The cafeteria is currently managed by the KHU Cooperatives, a nonprofit group whose primary purpose is reinvesting profits back into the community. It has served on the Seoul Campus for two decades and now provides 40 services on the campus, demonstrating that it
can effectively work with the University to expand and stabilize in-campus welfare services. Therefore, Global Campus now has an opportunity to further improve its welfare system.
Despite the changing realities, the SCCMC remains stuck in the past. The committee obsesses over minor flaws, such as undercooked rice or inattentive student workers, just as it did for Riaeni La Matinee. When it is faced with forward-looking discussions—like how profits could benefit students or how the Cooperatives’s services could expand—the members remain silent.
Judging by its behavior, the committee seems more intent on asserting control over the other groups than on delivering genuine benefits to the KHU community. For example, a member claimed to be concerned about student workers, raising issues such as excessive workload and the risk of musculoskeletal disorders. In reality, however, these workers perform only simple tasks, like wiping desks. This makes it clear that the committee has little understanding of the actual situation on site. Rather than focusing on what truly benefits students, it appears more interested in restricting the KHU Cooperatives.
The foundation of the problem lies in the meeting atmosphere. It is as if there is an unspoken rule that at least one flaw must be pointed out in every session. No matter how the KHU Cooperatives showed new services or business surpluses, the committee became paralyzed by its fixation on finding something to blame.
At this point, distrusting the KHU Cooperatives is enough. Before it moved into Global Campus, the General Affair Team contacted Hankuk University of Foreign Studies Global Campus Cooperatives to run the Student Center cafeterias. Turning away from the KHU Cooperatives and seeking outside groups to manage campus facilities already reveals its reluctance. Yet, this refusal to work with KHU Cooperatives needs to stop at this point. As KHU Co-operatives begin their operations, continuing to restrict the KHU Cooperatives who already began the service will only result in outdated welfare services.
To enhance the quality and quantity of campus welfare services, the SCCMC must change their approach.
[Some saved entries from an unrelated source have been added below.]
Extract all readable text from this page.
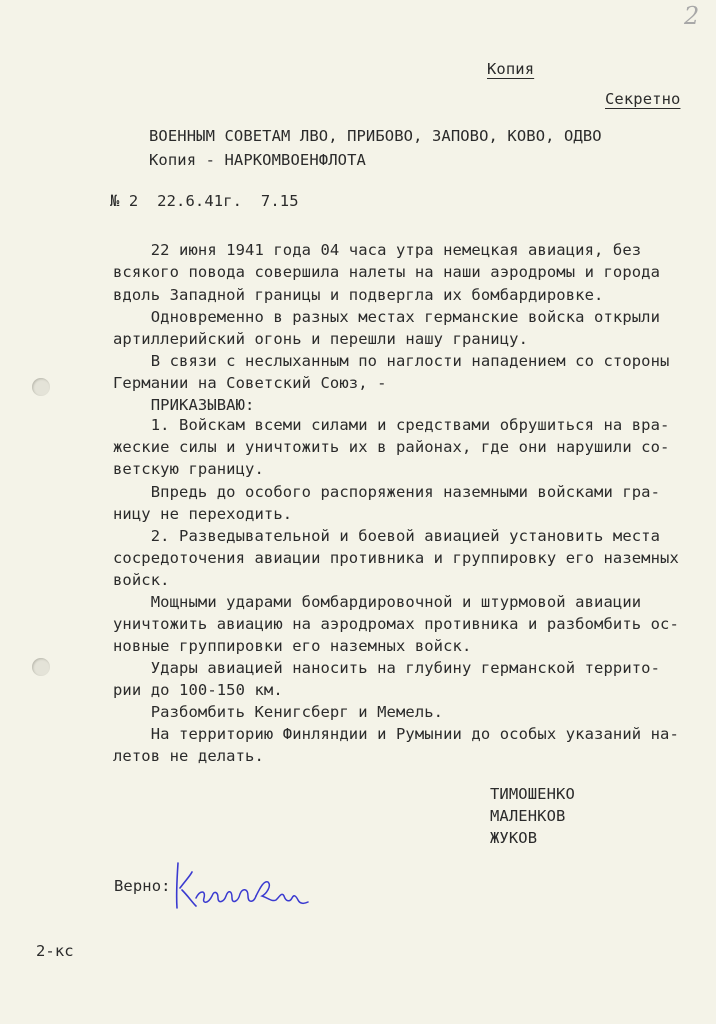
2
Копия
Секретно
ВОЕННЫМ СОВЕТАМ ЛВО, ПРИБОВО, ЗАПОВО, КОВО, ОДВО
Копия - НАРКОМВОЕНФЛОТА
№ 2  22.6.41г.  7.15
22 июня 1941 года 04 часа утра немецкая авиация, без
всякого повода совершила налеты на наши аэродромы и города
вдоль Западной границы и подвергла их бомбардировке.
Одновременно в разных местах германские войска открыли
артиллерийский огонь и перешли нашу границу.
В связи с неслыханным по наглости нападением со стороны
Германии на Советский Союз, -
ПРИКАЗЫВАЮ:
1. Войскам всеми силами и средствами обрушиться на вра-
жеские силы и уничтожить их в районах, где они нарушили со-
ветскую границу.
Впредь до особого распоряжения наземными войсками гра-
ницу не переходить.
2. Разведывательной и боевой авиацией установить места
сосредоточения авиации противника и группировку его наземных
войск.
Мощными ударами бомбардировочной и штурмовой авиации
уничтожить авиацию на аэродромах противника и разбомбить ос-
новные группировки его наземных войск.
Удары авиацией наносить на глубину германской террито-
рии до 100-150 км.
Разбомбить Кенигсберг и Мемель.
На территорию Финляндии и Румынии до особых указаний на-
летов не делать.
ТИМОШЕНКО
МАЛЕНКОВ
ЖУКОВ
Верно:
2-кс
As the only official meeting for the KHU Cooperatives’s operation on Global Campus, it needs to discuss the long-term vision. If the committee continues merely complaining about a speck of dust on tables like now, the Global Campus will never improve its welfare services.
Now is the Global Campus’s last chance to bring about positive change. President Kim Jin-sang, who has supported the KHU Cooperatives in contributing to campus welfare services, serves only for a limited term. Likewise, the KHU Cooperatives has a five-year operating mandate. This means the present moment is the right time for stakeholders to pursue improvements in welfare services in collaboration with the KHU Cooperatives. If this opportunity is missed, no one can be sure when such opportunity will resurface. The chance is here—seize it, and return its benefits to the KHU community.